Should you spend a million to protect a penny?
Should you spend a million to protect a penny?
Seems absurd and yet it happens daily. People spend money that doesn't increase cost for the cybercriminals.
Human nature deals with incentives and beliefs. If you believe there is a way to spend $100 and get $1000, you will every time.
In reality, a 10x ROI would come with risk of loss. Risk management comes in here and attempts to look at how likely and how impactful different losses would be and thus how much should be spent to avoid them.
Organizations implementing risk management always want to ensure the amount spent on a mitigation are not be more than the expected loss. For cases like natural disasters, this can be predicted reasonably well because there is a good handle on the types of events that might happen and what impact they would have.
These costs can be estimated and the organization can decide how much to spend on mitigations like storm shutters or different materials. The types of mitigations are well-understood and residual risk can be transferred to an insurance carrier who will cover if everything else gets by.
With all of these pieces in place, the org is protected from natural disasters.
Now, how much applies to cybersecurity?
The organization similarly conducts risk assessments and benchmarks to understand what they should prevent against. They may also have industry-specific requirements that compel certain controls.
All of these come with cost. Cost to hire employees to manage, cost to license, cost to deploy. Through the risk management approach, these can be matched up to threats and any residual risk transferred in the form of cyber insurance.
The trick with cybersecurity is that new techniques are discovered daily.
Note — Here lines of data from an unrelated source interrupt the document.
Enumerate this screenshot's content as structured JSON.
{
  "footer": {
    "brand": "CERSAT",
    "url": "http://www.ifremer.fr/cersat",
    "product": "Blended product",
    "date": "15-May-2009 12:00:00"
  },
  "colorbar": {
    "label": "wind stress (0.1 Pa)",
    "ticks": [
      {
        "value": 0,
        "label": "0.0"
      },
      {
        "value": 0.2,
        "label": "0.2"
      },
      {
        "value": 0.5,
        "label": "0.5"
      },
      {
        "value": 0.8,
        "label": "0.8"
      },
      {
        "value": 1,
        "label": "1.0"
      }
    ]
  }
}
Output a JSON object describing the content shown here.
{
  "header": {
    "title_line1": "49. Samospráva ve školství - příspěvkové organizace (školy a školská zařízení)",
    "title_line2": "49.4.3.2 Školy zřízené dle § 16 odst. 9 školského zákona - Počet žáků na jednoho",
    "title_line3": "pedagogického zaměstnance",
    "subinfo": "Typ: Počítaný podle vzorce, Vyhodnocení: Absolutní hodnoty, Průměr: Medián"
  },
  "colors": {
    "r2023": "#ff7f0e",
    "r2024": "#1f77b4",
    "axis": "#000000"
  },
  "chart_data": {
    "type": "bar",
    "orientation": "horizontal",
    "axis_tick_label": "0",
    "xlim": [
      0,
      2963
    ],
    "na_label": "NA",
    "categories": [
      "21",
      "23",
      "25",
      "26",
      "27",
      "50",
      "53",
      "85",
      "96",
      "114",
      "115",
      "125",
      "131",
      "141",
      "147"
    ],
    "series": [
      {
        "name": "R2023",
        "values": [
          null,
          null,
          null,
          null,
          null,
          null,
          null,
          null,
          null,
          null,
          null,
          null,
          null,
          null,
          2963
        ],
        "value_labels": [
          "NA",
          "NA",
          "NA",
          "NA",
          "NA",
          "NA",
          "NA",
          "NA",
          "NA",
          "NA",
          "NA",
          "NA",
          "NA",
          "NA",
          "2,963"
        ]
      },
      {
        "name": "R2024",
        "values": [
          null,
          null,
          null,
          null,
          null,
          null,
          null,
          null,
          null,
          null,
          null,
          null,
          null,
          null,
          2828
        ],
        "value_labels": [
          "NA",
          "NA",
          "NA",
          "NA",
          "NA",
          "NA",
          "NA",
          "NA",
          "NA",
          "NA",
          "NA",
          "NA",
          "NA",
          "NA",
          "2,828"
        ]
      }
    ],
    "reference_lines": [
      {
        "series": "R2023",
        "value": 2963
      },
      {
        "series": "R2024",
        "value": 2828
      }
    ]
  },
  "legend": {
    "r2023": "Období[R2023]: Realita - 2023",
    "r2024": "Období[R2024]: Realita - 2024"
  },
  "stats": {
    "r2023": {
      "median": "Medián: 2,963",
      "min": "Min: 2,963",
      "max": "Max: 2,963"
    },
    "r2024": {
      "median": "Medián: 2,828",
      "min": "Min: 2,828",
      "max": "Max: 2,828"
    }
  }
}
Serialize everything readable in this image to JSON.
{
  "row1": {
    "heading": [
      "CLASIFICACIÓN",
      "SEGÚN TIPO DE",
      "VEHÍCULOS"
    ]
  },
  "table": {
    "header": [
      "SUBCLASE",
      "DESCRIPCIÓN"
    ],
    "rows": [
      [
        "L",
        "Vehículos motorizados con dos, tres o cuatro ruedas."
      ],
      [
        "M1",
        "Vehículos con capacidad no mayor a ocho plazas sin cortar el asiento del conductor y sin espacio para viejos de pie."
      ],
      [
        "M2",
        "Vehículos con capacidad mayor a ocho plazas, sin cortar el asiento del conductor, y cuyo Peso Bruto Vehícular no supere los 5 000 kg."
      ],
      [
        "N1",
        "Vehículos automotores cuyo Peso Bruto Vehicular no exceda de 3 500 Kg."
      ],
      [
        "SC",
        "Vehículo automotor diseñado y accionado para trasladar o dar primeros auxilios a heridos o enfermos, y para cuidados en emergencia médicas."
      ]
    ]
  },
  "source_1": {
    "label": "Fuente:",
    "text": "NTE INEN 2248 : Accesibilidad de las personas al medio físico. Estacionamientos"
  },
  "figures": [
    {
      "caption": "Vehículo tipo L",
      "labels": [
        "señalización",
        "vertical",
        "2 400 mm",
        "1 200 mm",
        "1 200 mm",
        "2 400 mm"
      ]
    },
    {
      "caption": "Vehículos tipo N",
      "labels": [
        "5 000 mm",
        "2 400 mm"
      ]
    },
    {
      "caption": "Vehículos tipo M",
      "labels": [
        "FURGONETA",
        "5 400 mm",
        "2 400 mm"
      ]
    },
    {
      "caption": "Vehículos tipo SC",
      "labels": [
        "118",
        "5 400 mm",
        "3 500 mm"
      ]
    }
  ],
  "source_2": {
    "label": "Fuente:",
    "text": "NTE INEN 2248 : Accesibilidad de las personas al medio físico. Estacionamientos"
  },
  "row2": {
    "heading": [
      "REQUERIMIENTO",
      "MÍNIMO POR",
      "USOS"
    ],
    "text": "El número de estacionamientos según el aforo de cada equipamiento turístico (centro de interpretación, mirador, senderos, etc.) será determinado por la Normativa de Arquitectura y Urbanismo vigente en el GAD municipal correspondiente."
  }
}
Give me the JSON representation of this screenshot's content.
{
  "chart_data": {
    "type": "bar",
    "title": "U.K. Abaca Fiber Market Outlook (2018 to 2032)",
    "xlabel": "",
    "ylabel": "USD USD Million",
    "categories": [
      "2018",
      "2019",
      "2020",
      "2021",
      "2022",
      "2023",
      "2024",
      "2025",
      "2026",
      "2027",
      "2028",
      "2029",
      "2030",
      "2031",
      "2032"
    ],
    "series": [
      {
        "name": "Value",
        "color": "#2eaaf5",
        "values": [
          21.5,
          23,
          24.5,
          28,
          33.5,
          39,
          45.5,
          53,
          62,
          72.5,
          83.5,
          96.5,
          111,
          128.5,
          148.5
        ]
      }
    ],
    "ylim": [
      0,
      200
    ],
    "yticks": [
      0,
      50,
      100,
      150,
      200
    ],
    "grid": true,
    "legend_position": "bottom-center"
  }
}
The complexity and ever-changing nature of information systems contrasts with natural threats which have low odds that rain starts suddenly flowing up from the ground or actively seeks out new ways into a building. There is massive incentive for actors to look for novel techniques with the ever-increasing amount of value in the digital world.
This leads to a tendency in the security world to be risk averse towards low-likelihood, high impact scenarios -- "Attackers could do <x>!". Security vendors have a clear incentive to do this because more fear of high sophistication attacks means more customers. Cyber professionals have an incentive to drive this because showing that you are the most clever at finding new offensive or defensive techniques leads to accolades and conference speaking engagements.
A better approach is to look at what value your business would bring and what threats are willing to go after this. This form of incentive-based risk management looks at what the cybercriminals are motivated by and then determines the best mitigation techniques that avoid spending a million to protect a penny.